Conference:  Defcon 28



Smart light bulbs pose a serious security risk to our network, as attackers can remotely take over and control them, and use them to infiltrate the IP network through vulnerabilities in the bridge that connects the ZigBee network to the IP network.
  • Smart light bulbs can be remotely controlled and taken over by attackers
  • Attackers can use vulnerabilities in the bridge that connects the ZigBee network to the IP network to infiltrate the IP network
  • Even regular light bulbs can be used to steal other light bulbs
  • ZigBee has a maximal message size of less than 128 bytes, which poses a challenge for exploiting vulnerabilities remotely
The speaker recounts how he initially dismissed the idea of smart light bulbs as a trend that would die out, but was proven wrong by the increasing number of households using them. He also mentions the research by Colin Flynn and Elon M, who demonstrated how a drone could take over all the smart light bulbs on a campus, and how he and his colleagues decided to continue the research and take it one step further.

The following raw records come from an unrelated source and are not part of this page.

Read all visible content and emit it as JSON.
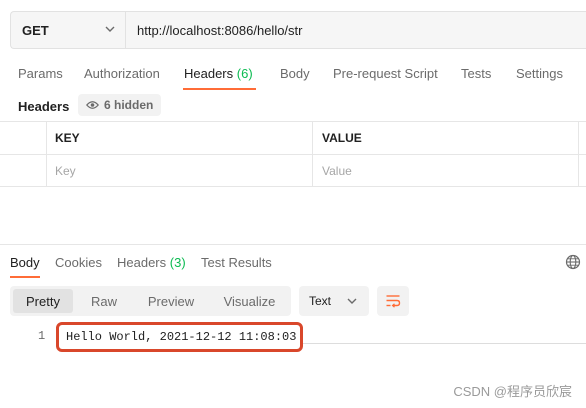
{
  "request": {
    "method": "GET",
    "url": "http://localhost:8086/hello/str"
  },
  "request_tabs": [
    {
      "label": "Params"
    },
    {
      "label": "Authorization"
    },
    {
      "label": "Headers",
      "count": "(6)",
      "active": true
    },
    {
      "label": "Body"
    },
    {
      "label": "Pre-request Script"
    },
    {
      "label": "Tests"
    },
    {
      "label": "Settings"
    }
  ],
  "headers_section": {
    "label": "Headers",
    "hidden_label": "6 hidden"
  },
  "headers_table": {
    "columns": [
      "KEY",
      "VALUE"
    ],
    "placeholders": {
      "key": "Key",
      "value": "Value"
    }
  },
  "response_tabs": [
    {
      "label": "Body",
      "active": true
    },
    {
      "label": "Cookies"
    },
    {
      "label": "Headers",
      "count": "(3)"
    },
    {
      "label": "Test Results"
    }
  ],
  "view_modes": [
    "Pretty",
    "Raw",
    "Preview",
    "Visualize"
  ],
  "active_view_mode": "Pretty",
  "format_select": "Text",
  "response_body": {
    "line_number": "1",
    "content": "Hello World, 2021-12-12 11:08:03"
  },
  "watermark": "CSDN @程序员欣宸",
  "colors": {
    "accent": "#ff6c37",
    "count_green": "#0cbb52",
    "highlight_border": "#d9472b"
  }
}
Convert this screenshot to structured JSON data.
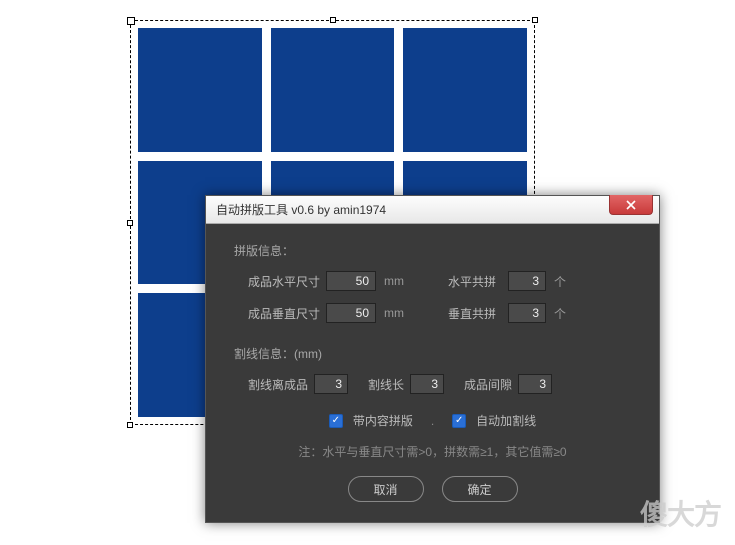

A few years ago, a team of academic researchers showed how they can take over and control smart lightbulbs, and how this in turn allows them to create a chain reaction that can spread throughout a modern city. Their research brought up an interesting question: aside from triggering a blackout (and maybe a few epilepsy seizures), could these lightbulbs pose a serious risk to our network security? Could attackers somehow bridge the gap between the physical IoT network (the lightbulbs) and even more appealing targets, such as the computer network in our homes, offices or even our smart cities? We’re here to tell you the answer is: Yes. Join us as we take a deep dive into the world of ZigBee IoT devices. Continuing from where the previous research left off, we go right to the core: the smart hub that acts as a bridge between the IP network and the ZigBee network. And let me tell you this, this harsh embedded environment is surely not on our side. With a maximal message size of less than 128 bytes, complex state machines and various strict timing constraints, this challenge is going to be tough. After a long journey, we finally made it. By masquerading as a legitimate ZigBee lightbulb, we were able to exploit vulnerabilities we found in the bridge, which enabled us to infiltrate the lucrative IP network using a remote over-the-air ZigBee exploit.